Companies must also evolve how they manage structured data. Instead of periodic cleanups, organizations can engage in continuous, real-time data quality monitoring. This process is supported by AI-enabled automated validation, anomaly detection, and enrichment pipelines that prevent issues from propagating across workflows. Metadata management provides lineage and business context so that agents can trace and justify decisions.
Finally, as agents generate new data, organizations must apply the same quality, lineage, and reconciliation standards to their outputs. This includes data retrieved or written through agent-invoked tools and APIs, which should operate through governed, reconcilable interfaces rather than bypassing enterprise quality control. Shared fit-for-purpose definitions embedded into automated quality checks can ensure that agents act on reliable information at scale.
Build an operating and governance model for agentic AI
As agentic systems scale, governance becomes the primary mechanism for control. Clear and explicit policies are needed to define what agents can do, what data they can access, and when human approval is required, with access checks evaluated automatically for each agent based on their role and scope. Importantly, agents should not introduce new data quality or governance rules; they should follow the same standards as other systems, applied automatically as autonomy increases.
Well-developed agents can help with this process, with guardrail agents operating within a well-defined control function to continuously monitor agent activity to ensure transparent and compliant behavior. For example, creative compliance agents can review images and multimedia outputs for brand misrepresentation or policy violations and trigger corrective actions.
IT and governance functions must also manage the agentic life cycle. This requires issuing credentials, tracking activity logs, monitoring performance, and enforcing policy compliance through automated checks. Agent activity is automatically captured through built-in telemetry, ensuring that actions, data access, and decisions are consistently logged and traceable.
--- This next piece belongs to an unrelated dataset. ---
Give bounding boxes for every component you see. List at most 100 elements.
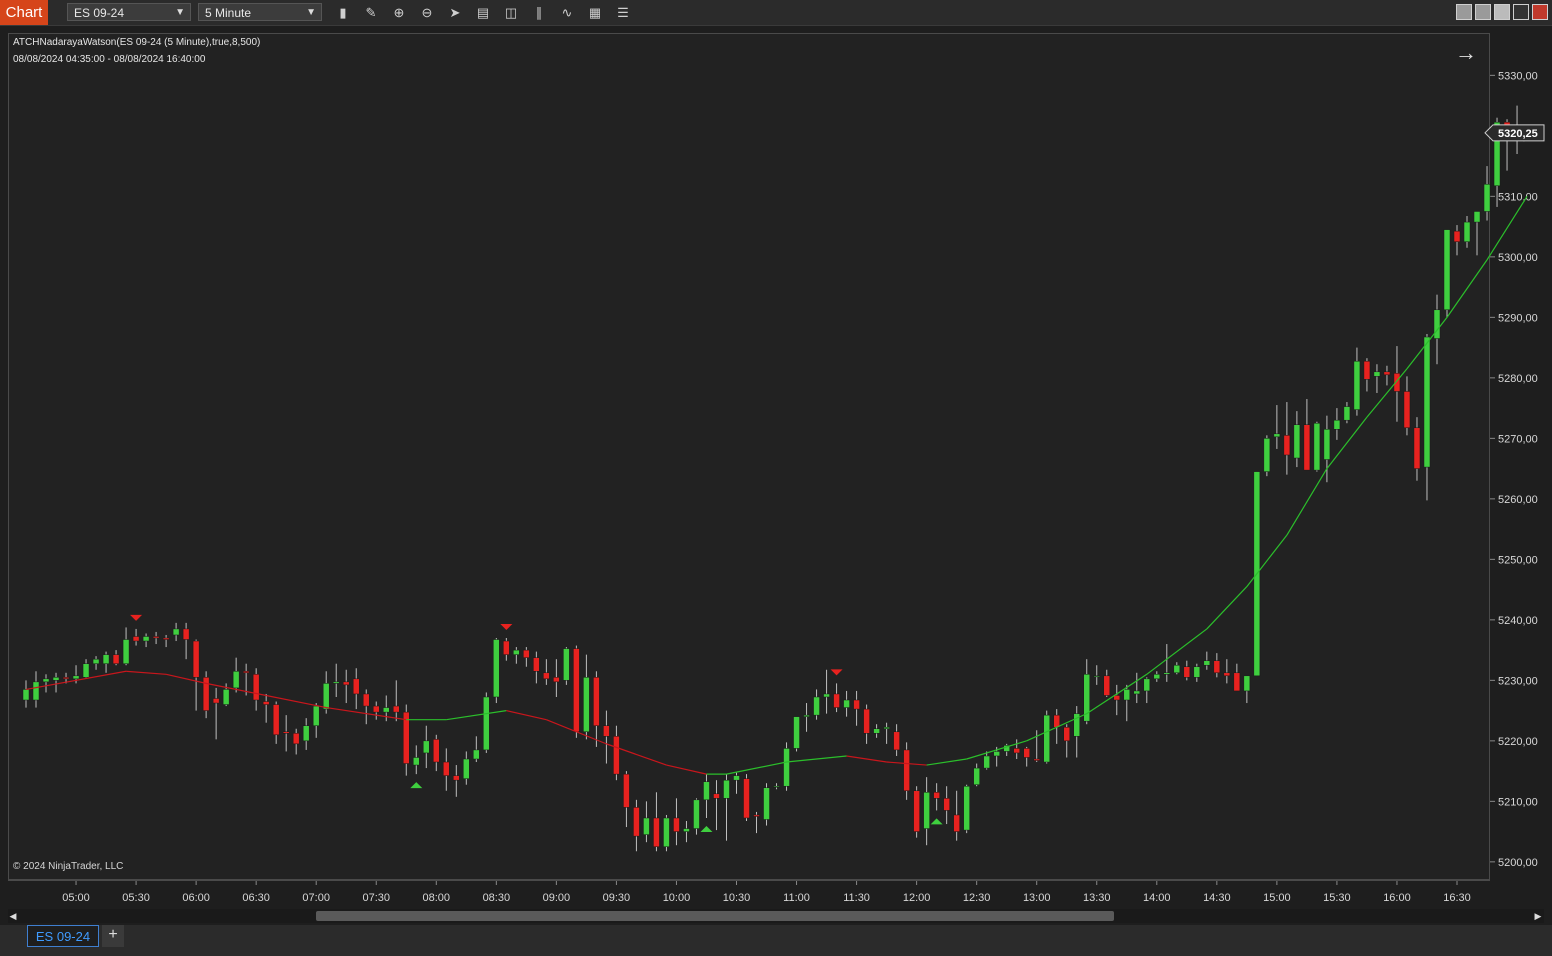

Clear accountability for agent behavior—spanning business outcomes, risk management, and policy compliance—is critical to scale. In practice, business domains own day-to-day governance of agent-enabled workflows, including domain models and ontologies. Meanwhile, central data and AI teams maintain shared platforms, guardrails, and oversight. This federated model balances domain autonomy with enterprise-wide accountability
In the agentic age, technology leaders are finding that their data foundations increasingly define competitive positioning. Yet despite the promise of using data to generate real value from agentic AI, many organizations still struggle to make data accessible and governable for digital agents. The time has come to drive data transformations that pave the way for an agentic future.